NVIDIA A100 Tensor Core GPUs: These GPUs are tailored for high-performance computing tasks, offering enhanced memory bandwidth and tensor processing capabilities. They facilitated efficient handling of large-scale data processing and the complex computations necessary for training sophisticated language models.
NVIDIA NeMo: NeMo provided a modular and scalable architecture, supporting model customization through transfer learning and fine-tuning. Its integration with other NVIDIA tools and libraries ensured optimal performance and streamlined AI model deployment.

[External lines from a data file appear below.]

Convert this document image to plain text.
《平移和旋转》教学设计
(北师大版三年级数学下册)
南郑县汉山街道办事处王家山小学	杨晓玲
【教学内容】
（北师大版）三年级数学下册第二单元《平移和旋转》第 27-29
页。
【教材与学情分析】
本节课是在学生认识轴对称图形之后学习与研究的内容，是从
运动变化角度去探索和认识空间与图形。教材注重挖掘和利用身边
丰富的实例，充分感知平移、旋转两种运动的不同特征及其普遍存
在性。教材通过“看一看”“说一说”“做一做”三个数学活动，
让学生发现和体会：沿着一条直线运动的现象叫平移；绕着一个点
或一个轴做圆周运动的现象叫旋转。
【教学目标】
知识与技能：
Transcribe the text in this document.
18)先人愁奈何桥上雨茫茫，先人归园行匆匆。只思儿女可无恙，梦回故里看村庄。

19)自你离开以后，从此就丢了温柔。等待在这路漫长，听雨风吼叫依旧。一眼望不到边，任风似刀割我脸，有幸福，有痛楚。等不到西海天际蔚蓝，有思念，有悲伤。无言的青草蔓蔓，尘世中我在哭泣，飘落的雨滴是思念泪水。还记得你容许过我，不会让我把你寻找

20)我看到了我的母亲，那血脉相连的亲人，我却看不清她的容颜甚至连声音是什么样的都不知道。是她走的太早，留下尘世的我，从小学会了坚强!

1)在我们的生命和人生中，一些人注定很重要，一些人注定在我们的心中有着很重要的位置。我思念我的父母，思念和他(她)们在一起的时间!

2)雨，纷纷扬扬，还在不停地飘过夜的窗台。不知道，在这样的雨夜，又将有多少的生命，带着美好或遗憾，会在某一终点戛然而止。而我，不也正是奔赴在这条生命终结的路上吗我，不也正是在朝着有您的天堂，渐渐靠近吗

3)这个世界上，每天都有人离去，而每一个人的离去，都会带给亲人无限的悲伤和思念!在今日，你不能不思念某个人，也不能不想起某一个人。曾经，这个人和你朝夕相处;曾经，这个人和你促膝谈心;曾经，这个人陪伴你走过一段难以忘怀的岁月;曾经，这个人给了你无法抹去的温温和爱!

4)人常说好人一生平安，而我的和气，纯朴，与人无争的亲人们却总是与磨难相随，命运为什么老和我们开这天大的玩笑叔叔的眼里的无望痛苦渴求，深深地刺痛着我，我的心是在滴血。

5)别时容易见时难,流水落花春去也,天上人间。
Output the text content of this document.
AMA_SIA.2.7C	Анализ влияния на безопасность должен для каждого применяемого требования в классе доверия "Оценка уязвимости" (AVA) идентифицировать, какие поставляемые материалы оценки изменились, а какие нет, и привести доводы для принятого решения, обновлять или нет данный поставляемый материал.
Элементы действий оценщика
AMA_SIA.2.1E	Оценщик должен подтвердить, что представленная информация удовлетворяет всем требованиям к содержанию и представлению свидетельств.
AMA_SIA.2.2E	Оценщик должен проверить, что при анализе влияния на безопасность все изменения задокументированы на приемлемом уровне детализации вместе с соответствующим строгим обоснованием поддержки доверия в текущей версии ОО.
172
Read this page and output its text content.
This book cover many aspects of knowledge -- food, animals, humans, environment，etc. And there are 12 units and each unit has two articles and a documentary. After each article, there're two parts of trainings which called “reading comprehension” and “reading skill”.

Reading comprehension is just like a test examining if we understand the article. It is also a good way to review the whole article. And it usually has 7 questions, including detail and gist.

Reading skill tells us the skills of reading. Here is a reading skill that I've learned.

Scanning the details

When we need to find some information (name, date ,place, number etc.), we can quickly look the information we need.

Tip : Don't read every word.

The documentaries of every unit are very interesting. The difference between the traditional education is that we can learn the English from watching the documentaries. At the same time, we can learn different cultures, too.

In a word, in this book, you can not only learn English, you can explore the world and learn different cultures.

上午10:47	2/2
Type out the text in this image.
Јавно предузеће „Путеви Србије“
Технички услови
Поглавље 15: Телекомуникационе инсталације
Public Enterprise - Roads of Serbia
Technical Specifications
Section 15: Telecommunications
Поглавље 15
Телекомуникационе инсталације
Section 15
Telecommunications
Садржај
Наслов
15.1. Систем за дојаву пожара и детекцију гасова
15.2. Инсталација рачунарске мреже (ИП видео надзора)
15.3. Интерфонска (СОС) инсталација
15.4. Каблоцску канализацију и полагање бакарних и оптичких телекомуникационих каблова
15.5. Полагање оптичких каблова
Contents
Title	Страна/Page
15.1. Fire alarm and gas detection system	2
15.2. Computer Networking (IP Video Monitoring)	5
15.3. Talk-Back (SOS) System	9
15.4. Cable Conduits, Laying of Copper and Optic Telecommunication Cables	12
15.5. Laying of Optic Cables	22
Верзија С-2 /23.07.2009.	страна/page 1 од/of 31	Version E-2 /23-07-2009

AWS: AWS enabled easy scaling of GPU resources to meet peak workload demands and supported a highly available and resilient architecture. It offered a range of services, including EC2 for compute power, S3 for storage, and SageMaker for managing ML workflows. The cloud infrastructure ensured high availability, disaster recovery, and dynamic resource scaling based on demand.
Extensive AI/ML Libraries: The development process was supported by comprehensive libraries and tools, including NumPy, pandas, and scikit-learn.
TensorFlow and PyTorch: Both TensorFlow and PyTorch provided advanced features for deep learning, such as automatic differentiation, GPU acceleration, and model deployment tools. TensorFlow's TensorBoard offered training metrics visualization, while PyTorch’s dynamic computation graph enabled intuitive model development and debugging.
2016 — 2018
2016 — 2018
New Jersey, United States
As a dedicated software engineer at Dell Technologies, I specialize in developing and optimizing cutting-edge software solutions that drive business innovation and enhance user experience. My expertise spans full-stack development, cloud computing, and data analytics, enabling me to deliver scalable and efficient software products. I am proficient in programming languages such as Java, Python, and JavaScript, and experienced in frameworks like Spring Boot and React.js. My work involves deploying applications on AWS and Azure, utilizing containerization with Docker and Kubernetes, and ensuring continuous integration and delivery (CI/CD) using Jenkins and Git.
Key Projects:
Cloud-Based Solutions: Developed and deployed scalable cloud-based applications on AWS, enhancing performance and reducing operational costs.
Data Analytics Platform: Engineered a robust data analytics platform using Apache Spark and Hadoop, providing real-time insights and improving data processing efficiency.
Microservices Architecture: Designed and implemented microservices architecture with Spring Boot and Docker, improving system scalability and maintainability.